Forty years ago, when American Airlines Flight 191 crashed just beyond O’Hare Airport’s boundaries, the jetliner struck earth — not the trailer park next door, nor the oil tanks nearby, nor any of the many commercial buildings in the area.
What the DC-10 hit on May 25, 1979, was a field north of Touhy Avenue and east of Elmhurst Road.
To this day, the land remains an open field. Even as the airport and surrounding suburbs have grown, the property where 273 people died has remained as it was.
But that could change in the next few years, with plans for a highway to cut through the roughly 40 acres that now serves as a natural memorial, marshy and peaceful, the dandelions and shrubs looking as they might have looked on that awful day 40 years ago Saturday.
Why wasn’t the land ever developed? And why did the site never get even a memorial plaque or statue? The crash was, after all, the deadliest U.S. aviation disaster until the 9/11 terror attacks.
Consider it a case of very long-term planning. Just because the site was untouched doesn’t mean it was forgotten.
The property is owned by the city of Chicago, even though Cook County property maps show it as unincorporated land tucked between the airport and neighboring Des Plaines and Elk Grove Village.
There’s a telltale sign of ownership: a small Chicago Police Department building that fronts the property on Touhy. The K-9 Training Facility is where officers train police dogs for the narcotics and patrol divisions.
Chicago appears to have owned the property for decades.
It’s gained strategic value from its proximity to Interstate 90, now known as the Jane Addams Memorial Tollway.
For decades, city and suburban officials and executives of the Illinois State Toll Highway Authority have haggled over creating a western access for O’Hare. It would involve a tollway to be designated Interstate 490 to connect the Jane Addams with the Tri-State Tollway along the western flank of the airport.

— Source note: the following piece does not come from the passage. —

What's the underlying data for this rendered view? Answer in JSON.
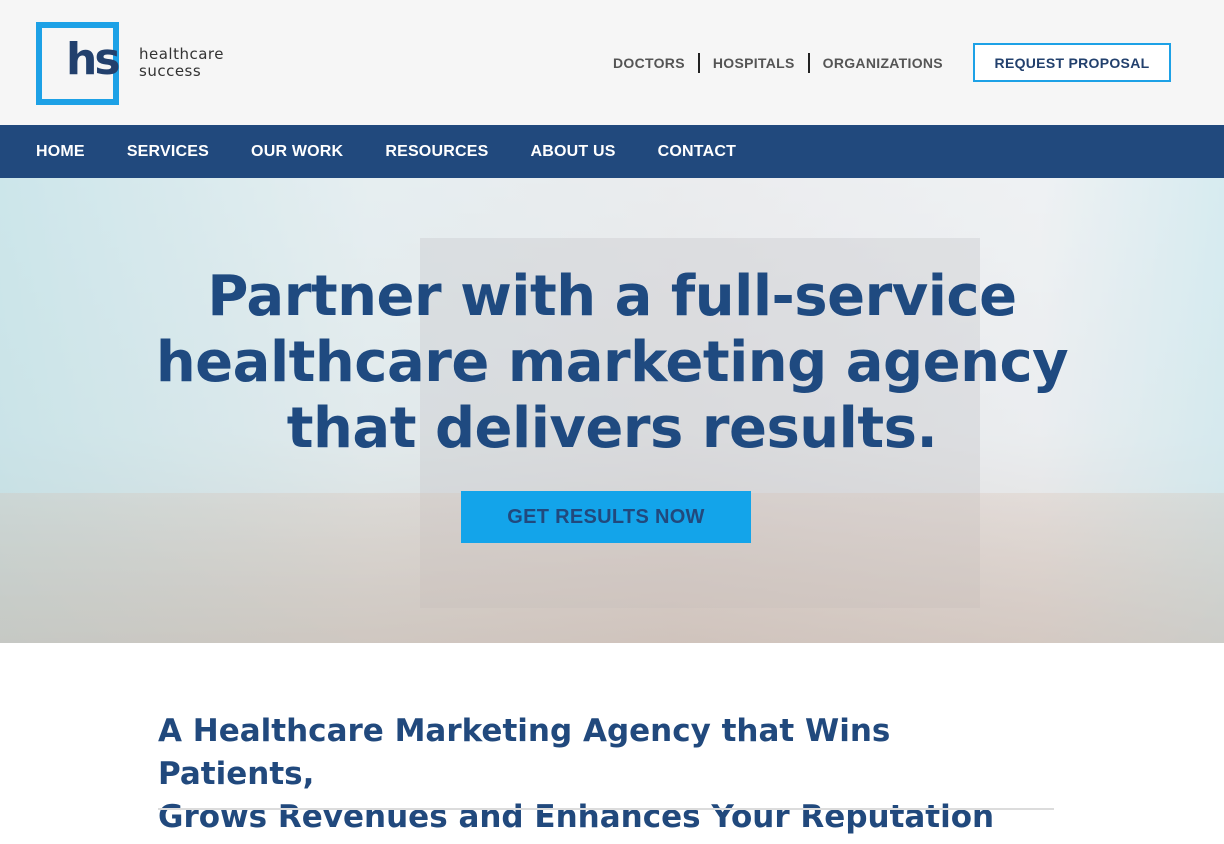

To accomplish that, the easiest link would be right through the crash site.
“The land was always seen as an essential part of the ring road,” said Greg Bedalov, former executive director of the toll authority and current chief executive of the Illinois Sports Facilities Authority. “I don’t recall its history ever being discussed.”
The highway construction is still in its early stages. Ronald Lunt, a founder of the real estate firm Hamilton Partners who is part of an advisory committee on western O’Hare access, said construction at the crash site might be done by 2023. He said the authority hopes the entire highway loop will be built by 2025.
“That site was never regarded as development land,” Lunt said. “It was always my impression that the area was best used for [water] detention.”
He said he remembers watching the fireball from the crash of Flight 191 from an office building about a mile away.
“I don’t know if the tollway would ever plan on some kind of public marker once the highway is built,” Lunt said. “It’s getting to the point where many people just don’t remember this any more.”
Construction plans cleared a bureaucratic hurdle in January 2017, when the Chicago City Council authorized the sale to the tollway agency of 530 acres around O’Hare. The $96 million sale included the crash site.
“Our engineering and planning teams are aware of the location of the Flight 191 crash site,” tollway spokesman Dan Rozek said. “While final design plans on the I-490 Tollway project are not complete, we do anticipate the roadway will cross that site.
“The tollway has reached a tentative agreement with Chicago for transferring the land needed to construct I-490 but has not yet finalized that transaction. We’d also note that a formal memorial already exists in nearby Des Plaines.”
The Des Plaines memorial, in a park nearby, might have to suffice. Visit the field itself, and you might notice a couple of markers among the trees. They show where workers have taken soil samples for the tollway project.